For practical applications, selective growth of ZnO nanowires on pre-patterned substrates is required^{45,46,47,48,49,50,51}. Our preliminary results indicate the possibility of nanowires growth on pre-patterned substrates ( supplementary fig. 11 ). Furthermore, the methodology described here along with that reported in Refs. 52 & 53 can be adopted to grow nanowires on a diverse range of pre-patterned substrates with or without catalysts.

Methods

A Si cap⁵⁴ is placed over Zn pellets ( Supplementary Fig. 1 ) which prevents oxidation of Zn (which served as local oxidation barrier for Zn) and helps to grow longer nanowires without limitations. Zn pellets are made from 10 mg of Zn powders (S.D fine 99.95%) and along with Si cap is placed at the centre of the quartz boat. The whole assembly is then kept inside the alumina tube on a single zone furnace ( Supplementary Fig. 1 ). The growth substrates are placed at different distance of 5 mm from the source (Zn pellet with Si cap on top) and heated to various temperatures for different time duration under argon gas (99.99%) flow of 110–220 sccm (standards cubic centimetre per minute).

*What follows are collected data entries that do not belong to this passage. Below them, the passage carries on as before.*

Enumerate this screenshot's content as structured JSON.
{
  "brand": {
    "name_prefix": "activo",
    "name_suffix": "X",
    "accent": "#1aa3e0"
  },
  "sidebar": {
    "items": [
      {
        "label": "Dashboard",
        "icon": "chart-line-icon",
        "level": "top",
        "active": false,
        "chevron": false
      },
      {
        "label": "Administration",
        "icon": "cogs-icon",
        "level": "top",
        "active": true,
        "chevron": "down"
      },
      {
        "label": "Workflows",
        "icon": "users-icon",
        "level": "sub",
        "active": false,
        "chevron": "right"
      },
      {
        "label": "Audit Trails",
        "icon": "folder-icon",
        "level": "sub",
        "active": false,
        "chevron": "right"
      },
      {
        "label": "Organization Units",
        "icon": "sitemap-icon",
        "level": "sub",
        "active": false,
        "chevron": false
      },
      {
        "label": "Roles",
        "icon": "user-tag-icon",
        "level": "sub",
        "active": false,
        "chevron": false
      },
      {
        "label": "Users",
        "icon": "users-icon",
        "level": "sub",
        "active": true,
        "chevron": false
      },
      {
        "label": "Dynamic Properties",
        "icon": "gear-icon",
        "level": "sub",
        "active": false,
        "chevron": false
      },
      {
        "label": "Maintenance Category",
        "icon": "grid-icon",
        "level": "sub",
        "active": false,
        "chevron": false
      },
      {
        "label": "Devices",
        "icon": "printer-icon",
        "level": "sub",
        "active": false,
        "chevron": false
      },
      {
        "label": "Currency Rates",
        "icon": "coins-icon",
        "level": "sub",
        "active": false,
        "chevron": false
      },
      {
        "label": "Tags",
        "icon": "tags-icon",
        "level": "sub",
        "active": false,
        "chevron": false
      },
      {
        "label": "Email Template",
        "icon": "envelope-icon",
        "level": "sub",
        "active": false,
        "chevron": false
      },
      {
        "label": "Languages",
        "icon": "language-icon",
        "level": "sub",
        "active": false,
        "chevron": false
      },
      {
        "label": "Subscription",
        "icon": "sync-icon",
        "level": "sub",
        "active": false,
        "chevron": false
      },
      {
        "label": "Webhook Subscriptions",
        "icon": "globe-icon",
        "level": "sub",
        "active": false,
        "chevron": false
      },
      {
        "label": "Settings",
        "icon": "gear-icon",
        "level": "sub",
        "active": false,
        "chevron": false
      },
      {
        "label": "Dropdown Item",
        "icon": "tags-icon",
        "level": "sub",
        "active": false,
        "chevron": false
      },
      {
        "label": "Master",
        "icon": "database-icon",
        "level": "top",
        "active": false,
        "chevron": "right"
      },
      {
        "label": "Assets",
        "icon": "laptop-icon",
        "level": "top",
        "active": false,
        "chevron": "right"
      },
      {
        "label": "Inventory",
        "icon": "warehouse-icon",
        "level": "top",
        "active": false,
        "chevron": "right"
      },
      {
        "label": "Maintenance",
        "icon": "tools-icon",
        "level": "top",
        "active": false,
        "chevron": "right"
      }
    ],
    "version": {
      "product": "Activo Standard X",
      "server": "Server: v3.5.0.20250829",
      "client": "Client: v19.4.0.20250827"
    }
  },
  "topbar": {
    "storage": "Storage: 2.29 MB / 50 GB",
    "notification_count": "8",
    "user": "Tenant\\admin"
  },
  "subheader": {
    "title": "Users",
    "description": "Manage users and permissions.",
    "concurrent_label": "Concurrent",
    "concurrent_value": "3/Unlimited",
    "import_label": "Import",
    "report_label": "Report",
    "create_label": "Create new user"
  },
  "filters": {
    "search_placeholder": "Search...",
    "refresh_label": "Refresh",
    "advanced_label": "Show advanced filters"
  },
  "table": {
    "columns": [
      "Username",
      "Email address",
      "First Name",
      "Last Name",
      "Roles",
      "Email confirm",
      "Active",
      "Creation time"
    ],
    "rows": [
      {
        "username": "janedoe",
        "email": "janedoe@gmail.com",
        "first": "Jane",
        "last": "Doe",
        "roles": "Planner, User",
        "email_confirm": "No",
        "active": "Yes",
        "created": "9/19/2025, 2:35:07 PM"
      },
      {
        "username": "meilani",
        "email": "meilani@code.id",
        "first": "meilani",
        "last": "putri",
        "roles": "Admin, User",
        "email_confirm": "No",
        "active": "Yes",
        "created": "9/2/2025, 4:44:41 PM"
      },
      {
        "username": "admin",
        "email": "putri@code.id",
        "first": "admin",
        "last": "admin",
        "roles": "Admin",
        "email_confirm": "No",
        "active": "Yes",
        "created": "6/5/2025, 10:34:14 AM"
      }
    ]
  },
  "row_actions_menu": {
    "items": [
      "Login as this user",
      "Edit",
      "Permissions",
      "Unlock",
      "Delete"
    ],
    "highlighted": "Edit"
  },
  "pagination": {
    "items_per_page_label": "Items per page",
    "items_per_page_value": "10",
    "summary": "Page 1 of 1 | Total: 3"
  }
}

The flow is controlled by a mass flow controller (MFC). The experiments are performed at atmospheric pressure and the outlet is connected to the exhaust. After the experiment, the product is analysed by Scanning electron microscopy (SEM) using SEM Quanta 200 and transmission electron microscopy (TEM) analysis using TEM technai G-20. Raman spectra were recorded using WITec alpha 200 and the photoluminescence (PL) spectra were recorded using a Jobin Yvon system with He-Cd laser with 325 excitation wavelength and WITec alpha 200 with Nd-YAG laser with 355 excitation wavelength.